“That was a hard game,” Berube said. “I thought we competed for 60 minutes, just didn’t get the result. But we’ve got to do a better job of screening goalies and getting some dirty goals around the net. We gotta get better in that area.”
That’s what the Blues’ new coach Craig Berube had to say after the team’s 4-1 loss Wednesday night to the Nashville Predators.
The try was there. The execution was not, despite Robert Thomas’ first NHL goal. A couple of turnovers (and a great short-handed goal by Fillip Forsberg, who the Blues are incapable of defending against) and an inexplicable call to pull Jake Allen with five minutes left in the game to gain a 5-3 PP advantage and the Blues are down 4-1 and that’s it.
“Yeah, I mean, obviously mistakes happen and it happened there,” Schenn said. “We still played hard, we competed. . .it didn’t let us down that much. We still kept fighting and competing and trying to get that second goal and we just weren’t able to do it.”

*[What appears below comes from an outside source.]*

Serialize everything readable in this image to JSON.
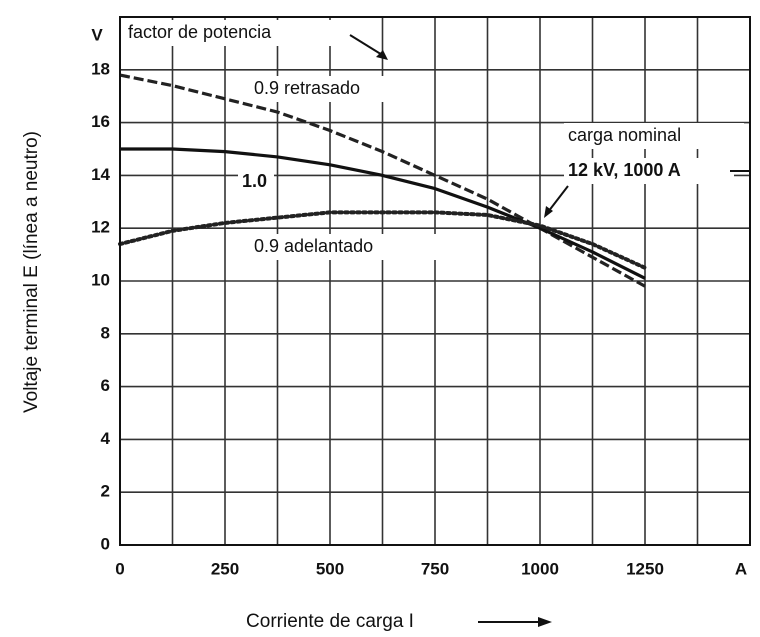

Compete is good. I’m glad that the Blues feel the need to compete now that Mike Yeo’s been fired (and I’m sure they felt it before, in fits and starts), but winning a game is less about competing and more about paying attention. You can try as hard as you want to, but as long as you continue to make stupid mistakes you’re going to lose. That’s that.
It doesn’t help that the Blues were down a flotilla of their best players: Carl Gunnarsson, Alexander Steen, Jaden Schwartz, and Pat Maroon were all out - and only Maroon is free to return to the lineup tonight.
If the Blues continue to lay eggs on home ice as they’ve done all year, they’re going to keep killing attendance numbers, revenue, and maybe even TV ratings (which are still better than the attendance, so folks are still watching even if it may be out of morbid curiosity). Something has to give at some point. Maybe tonight will be that give.